History

United States
- Builder: Sun Shipbuilding & Drydock Co.
- Laid down: 1919
- Launched: 14 June 1919
- Completed: August 1919
- Commissioned: 8 January 1945
- Decommissioned: 6 April 1946
- Identification: Official Number 218630
- Fate: Returned to the WSA, scrapped 1947

General characteristics
- Type: Tanker
- Tonnage: 6,840 GRT; 11,205 DWT;
- Displacement: 15,800 tons
- Length: 445 ft (136 m) LOA; 430 ft (131.1 m) Registered;
- Beam: 59 ft (18 m)
- Draught: 26 ft 8 in (8.13 m)
- Speed: 10 knots
- Complement: 83 officers and men
- Armament: one five-inch gun, one three-inch gun

= USS Flambeau (IX-192) =

USS Flambeau (IX-192), was the tanker S. B. Hunt, built for Standard Oil Company of New Jersey.

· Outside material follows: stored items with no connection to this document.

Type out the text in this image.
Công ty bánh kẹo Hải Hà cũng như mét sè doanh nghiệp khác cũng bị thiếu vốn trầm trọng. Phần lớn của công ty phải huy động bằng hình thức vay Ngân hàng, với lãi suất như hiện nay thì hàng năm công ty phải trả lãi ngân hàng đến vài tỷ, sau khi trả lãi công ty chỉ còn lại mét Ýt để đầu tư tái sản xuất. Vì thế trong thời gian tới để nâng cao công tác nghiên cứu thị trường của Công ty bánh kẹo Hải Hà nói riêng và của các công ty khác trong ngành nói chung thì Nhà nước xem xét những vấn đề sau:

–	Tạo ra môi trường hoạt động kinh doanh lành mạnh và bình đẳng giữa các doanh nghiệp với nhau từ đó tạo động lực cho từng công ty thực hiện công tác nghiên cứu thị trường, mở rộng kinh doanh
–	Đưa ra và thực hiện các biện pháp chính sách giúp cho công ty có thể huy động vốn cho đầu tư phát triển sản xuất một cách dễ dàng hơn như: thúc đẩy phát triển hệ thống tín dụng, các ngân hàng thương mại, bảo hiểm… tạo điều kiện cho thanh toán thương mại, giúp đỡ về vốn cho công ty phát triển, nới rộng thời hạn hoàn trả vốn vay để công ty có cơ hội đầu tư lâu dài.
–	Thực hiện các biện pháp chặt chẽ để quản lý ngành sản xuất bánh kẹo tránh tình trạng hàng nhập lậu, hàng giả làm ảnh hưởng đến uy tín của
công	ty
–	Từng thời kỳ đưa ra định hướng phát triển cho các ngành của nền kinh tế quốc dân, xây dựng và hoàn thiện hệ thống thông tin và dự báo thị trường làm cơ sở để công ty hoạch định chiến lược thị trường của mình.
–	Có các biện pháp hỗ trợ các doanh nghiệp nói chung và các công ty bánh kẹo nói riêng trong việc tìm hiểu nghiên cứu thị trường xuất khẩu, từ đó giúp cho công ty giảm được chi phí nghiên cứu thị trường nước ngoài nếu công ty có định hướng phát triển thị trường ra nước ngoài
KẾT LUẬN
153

Her keel was laid down in 1919 by Sun Shipbuilding and Drydock Company, in Chester, Pennsylvania with completion August 1919.

S. B. Hunt, Official Number 218630, was , , 445 ft length overall, 430 ft registered tons, 59 ft beam with a draft of 26 ft 8 in.

The War Shipping Administration (WSA) acquired the ship from Standard Oil 26 April 1942 which was then placed under the U. S. Army control with the civilian owner as operator. On 21 March 1944 operation was taken over by War Emergency Tankers under WSA general agreement. On 7 July 1943 the tanker was in convoy BT-18 and hit by one torpedo fired by U-185 about 125 miles east of Fortaleza, Brazil surviving damage of a 45 ft feet by 35 ft hole but no casualties.

S. B. Hunt was allocated and delivered for operation under a bareboat agreement to the Navy 8 January 1945 at Pearl Harbor, and commissioned the same day with Lieutenant R. S. Green, USNR, in command. designated an unclassified miscellaneous vessel, The ship was renamed Flambeau, designated (IX-912), to become the third ship of the United States Navy to be named for a flaming torch.

Flambeau was converted for use as an oil storage ship in which capacity she served at Saipan until July, and then at Iwo Jima. She sailed from Pearl Harbor 30 December for Norfolk, Virginia, where she was decommissioned on 5 April 1946, and returned to the War Shipping Administration.

On the date of return to WSA the ship went into the Reserve Fleet at Lee Hall, Virginia and was sold for scrap on 27 December 1946.